Depois de mais de três meses fora do circuito, voltei à ativa com algumas decepções pela cidade, que vou evitar de falar aqui. Mas ontem à tarde, depois do almoço, peguei o ônibus Clínicas na Rua Catão, o metrô na Vila Madalena e fui até o Instituto Moreira Sales, na Avenida Paulista. Um oásis dentro de uma São Paulo onde andamos respirando pó nos últimos dias. Ao subir a escala rolante, já sentimos o clima de paz e cultura que existe ali. Fomos ver três exposições: A primeira, um retrospectiva do fotógrafo maliano Seydou Keïta. A segunda, Conflitos: Fotografia e violência política no Brasil. E a terceira, São Paulo, fora de alcance, de Mauro Restiffe. Como gosto cada vez mais de fotografia, passei a tarde por ali me deliciando. Sem antes, comer uma salada de frutas com iogurte e mel e um copo de mate gelado, delicioso, na lanchonete ao lado da Livraria da Travessa.

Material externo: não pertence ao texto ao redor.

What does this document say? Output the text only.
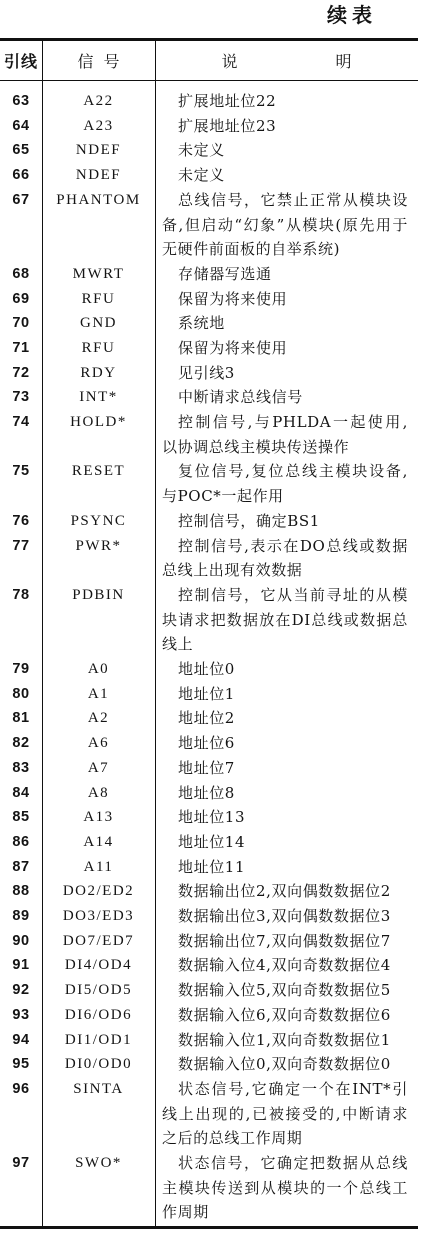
续表
引线	信 号	说 明
63	A22	扩展地址位22
64	A23	扩展地址位23
65	NDEF	未定义
66	NDEF	未定义
67	PHANTOM	总线信号，它禁止正常从模块设
备,但启动“幻象”从模块(原先用于
无硬件前面板的自举系统)
68	MWRT	存储器写选通
69	RFU	保留为将来使用
70	GND	系统地
71	RFU	保留为将来使用
72	RDY	见引线3
73	INT*	中断请求总线信号
74	HOLD*	控制信号,与PHLDA一起使用,
以协调总线主模块传送操作
75	RESET	复位信号,复位总线主模块设备,
与POC*一起作用
76	PSYNC	控制信号，确定BS1
77	PWR*	控制信号,表示在DO总线或数据
总线上出现有效数据
78	PDBIN	控制信号，它从当前寻址的从模
块请求把数据放在DI总线或数据总
线上
79	A0	地址位0
80	A1	地址位1
81	A2	地址位2
82	A6	地址位6
83	A7	地址位7
84	A8	地址位8
85	A13	地址位13
86	A14	地址位14
87	A11	地址位11
88	DO2/ED2	数据输出位2,双向偶数数据位2
89	DO3/ED3	数据输出位3,双向偶数数据位3
90	DO7/ED7	数据输出位7,双向偶数数据位7
91	DI4/OD4	数据输入位4,双向奇数数据位4
92	DI5/OD5	数据输入位5,双向奇数数据位5
93	DI6/OD6	数据输入位6,双向奇数数据位6
94	DI1/OD1	数据输入位1,双向奇数数据位1
95	DI0/OD0	数据输入位0,双向奇数数据位0
96	SINTA	状态信号,它确定一个在INT*引
线上出现的,已被接受的,中断请求
之后的总线工作周期
97	SWO*	状态信号，它确定把数据从总线
主模块传送到从模块的一个总线工
作周期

As exposições são todas gratuitas e recomendo muito. Você faz uma viagem pelo tempo, tudo em preto e branco. Voltei revitalizado. Ah, lembrando que na Travessa encontrei – finalmente – o primeiro número da revista Granta, que andava procurando.

[foto Alberto Villas]

A GUERRA

A guerra contra os canudinhos, que começou em Portugal, com o patrocínio da Claro, chega ao Brasil. O meio ambiente agradece. Lembrando que o título do caderno Rio Show, publicado pelo Globo, é ótimo.

[fotos Reprodução]

TÚMULO DO SAMBA

Não vemos o menor sentido, a Prefeitura de São Paulo usar a imagem da escultura de Oscar Niemeyer, uma mão sangrando representando a luta do povo latino-americano, para ilustrar painéis do carnaval da cidade. Quem criou o cartaz, seguramente não conhece a história.